Tal vez ser un débil mental es un defecto involuntario a la par que extendido y el arte de la simulación nos mantiene a raya mientras existimos, sin embargo todos estamos enfermos, todos tenemos un tocado que a veces nos lleva al estado de hundido y otras nos mantiene en la superficie aunque a contracorriente. Siempre he captado una belleza insoportable en las enfermedades de la mente, insoportable porque las personas que las sufren están tan dentro de sí mismas y tan dedicadas a su enfermedad que hacen cosas, que ante mi mirada son realmente maravillosas.
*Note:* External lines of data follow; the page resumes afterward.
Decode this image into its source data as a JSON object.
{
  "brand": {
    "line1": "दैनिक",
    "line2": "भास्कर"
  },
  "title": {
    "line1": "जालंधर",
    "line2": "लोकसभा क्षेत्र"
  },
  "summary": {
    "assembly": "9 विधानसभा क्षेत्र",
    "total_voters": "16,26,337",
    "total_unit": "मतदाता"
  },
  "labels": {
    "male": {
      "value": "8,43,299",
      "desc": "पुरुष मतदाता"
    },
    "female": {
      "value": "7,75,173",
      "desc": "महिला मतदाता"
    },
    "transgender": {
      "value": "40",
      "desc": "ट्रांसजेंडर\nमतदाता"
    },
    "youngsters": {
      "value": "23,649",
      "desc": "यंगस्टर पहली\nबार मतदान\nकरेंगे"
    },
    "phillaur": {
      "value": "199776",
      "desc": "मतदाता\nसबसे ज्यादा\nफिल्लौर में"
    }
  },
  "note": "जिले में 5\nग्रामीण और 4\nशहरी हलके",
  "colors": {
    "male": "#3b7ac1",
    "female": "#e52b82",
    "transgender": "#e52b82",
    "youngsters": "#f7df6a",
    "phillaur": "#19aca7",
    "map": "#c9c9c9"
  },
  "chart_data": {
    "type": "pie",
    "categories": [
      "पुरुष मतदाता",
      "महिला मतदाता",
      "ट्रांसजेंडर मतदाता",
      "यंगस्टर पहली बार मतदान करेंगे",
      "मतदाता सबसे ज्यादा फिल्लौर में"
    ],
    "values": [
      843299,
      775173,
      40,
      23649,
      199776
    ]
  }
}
Ella sigue ahí, gritando, todo el mundo corresponde a sus saludos, ella ríe y habla sin parar mientras tiende su ropa. Después se enciende un cigarrillo  detrás de otro y así pasa sus días… Hay gente que se los pasa bebiendo o consumiendo drogas que no puede pagarse, otras personas los pasan debiendo dinero a alguien que en su momento se portó demasiado bien con ellas, hay gente desagradecida, mentirosa y cruel con fetidez de aliento que pasa por las vidas ajenas dejando mal sabor de boca. Hay personas que no son lo que aparentan porque ni son humanas ni están a la altura aunque midan un metro noventa. Y todas estas y muchas más que enfermas no toman pastillas como sin embargo sí hace mi vecina, que tal vez las necesiten pero que tal vez no, pues tal vez sólo están bloqueadas… Y tal vez eso es lo que le ocurre a mi vecina del bloque de enfrente… Que está bloqueada.

En la vida cuando nos bloqueamos ya no somos, no estamos, no parecemos ni tan siquiera. En el mundo virtual ocurre lo mismo, cuando bloqueas a alguien es porque no quieres ningún contacto con esa persona, no quieres que te lea, ni que te siga, no quieres que sepa nada de tu vida ni de la vida de los tuyos… Igualmente con Whastapp… Esas personas bloqueadas no son, no están, ni tan siquiera parecen… Menudo día lleva, sigue gritando:

– ¡Cuidado, que esto es muy pequeño, aquí se sabe todo! Jajaja….Cuidado con lo que hacéis que al final todo se sabe!….¡Cuidado con las mentiras, porque tarde o temprano todo se sabrá!…

La otra tarde me dijo:

– Sé que tienes novio.

– ¿Ves?, si es que al final todo se acaba sabiendo… (Le contesté riendo)

Ella empezó a reír como una trastornada, o como una descerebrada, así como intrascendente. Yo me reí del mismo modo. Reímos juntas diferenciándonos en una sola cosa, en que ella toma pastillas para no sé qué y en que yo no sé porqué no las tomo.